La notizie, nuda e cruda è questa: i nuovi organigrammi della mafia agrigentina sono stati veramente decapitati dai giudici della sezione quarta della Corte d’appello di Palermo con una sentenza che di fatto cancella il sogno di Leo Sutera coltivato per lungo tempo dopo la cattura dei boss Giuseppe Falsone e Gerlandino Messina.

Gerlandino Messina e Giuseppe Falsone

Niente ottavo mandamento, niente rinnovo dei vertici delle famiglie di Agrigento, Santa Elisabetta, Porto Empedocle, Palma di Montechiaro, Favara, Casteltermini e della zona della Valle del Belice.

Soprattutto niente controllo del territorio, degli affari illeciti, e della latitanza del capo dei capi, Matteo Messina Denaro.

Paradossalmente la sentenza rafforza le famiglie di Canicattì e Campobello di Licata uscite indenni dalle recenti retate antimafia ed anche quella di Favara, seppur parzialmente, che riesce sempre a galleggiare nel mare magnum di Cosa nostra agrigentina con le sue famiglie e famigliedde che hanno in qualche modo condizionato la vita mafiosa della Provincia.

La sentenza mette una pietra quasi tombale alle ambizioni del vecchio boss e dei suoi agguerriti “picciotti” emergenti.

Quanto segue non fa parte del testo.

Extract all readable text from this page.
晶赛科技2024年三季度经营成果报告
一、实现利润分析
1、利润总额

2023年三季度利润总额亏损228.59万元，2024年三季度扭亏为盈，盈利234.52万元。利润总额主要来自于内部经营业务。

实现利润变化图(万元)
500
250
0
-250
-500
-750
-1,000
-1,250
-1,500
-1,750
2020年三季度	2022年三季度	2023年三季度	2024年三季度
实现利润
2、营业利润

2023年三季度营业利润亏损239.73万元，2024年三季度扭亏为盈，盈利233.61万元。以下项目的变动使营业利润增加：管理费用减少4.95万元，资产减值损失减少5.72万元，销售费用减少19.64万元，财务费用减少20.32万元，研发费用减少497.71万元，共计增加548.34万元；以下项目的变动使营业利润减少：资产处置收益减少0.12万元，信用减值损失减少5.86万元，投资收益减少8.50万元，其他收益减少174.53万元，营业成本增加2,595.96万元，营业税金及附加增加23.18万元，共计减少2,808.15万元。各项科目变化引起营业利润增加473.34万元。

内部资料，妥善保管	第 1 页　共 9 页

La batosta colpisce a morte Francesco Ribisi e Giovanni Tarallo indicati come i suoi luogotenente e che – leggendo gli atti del processo – avevano già mostrato come spregiudicati ed ambiziosi.

Non bisognerà ricominciare da capo nella lettura della situazione mafiosa ma certamente bisognerà ragionare diversamente. Troppe caselle sono rimaste scoperte nell’organigramma mafioso agrigentino, liberate prima dalle operazioni Icaro 1 e 2, “Triokola”, “Opuntia” e “Vultur”.

Cosa rimane sulla piazza? Di materiale per investigare ce n’è parecchio. E di intuizioni, gli investigatori agrigentini ne hanno avute già molte.

Lo ribadiamo: non si riparte dall’inizio ma bisogna fare in fretta a capire quali movimenti sono in atto per colmare questi vuoti di potere.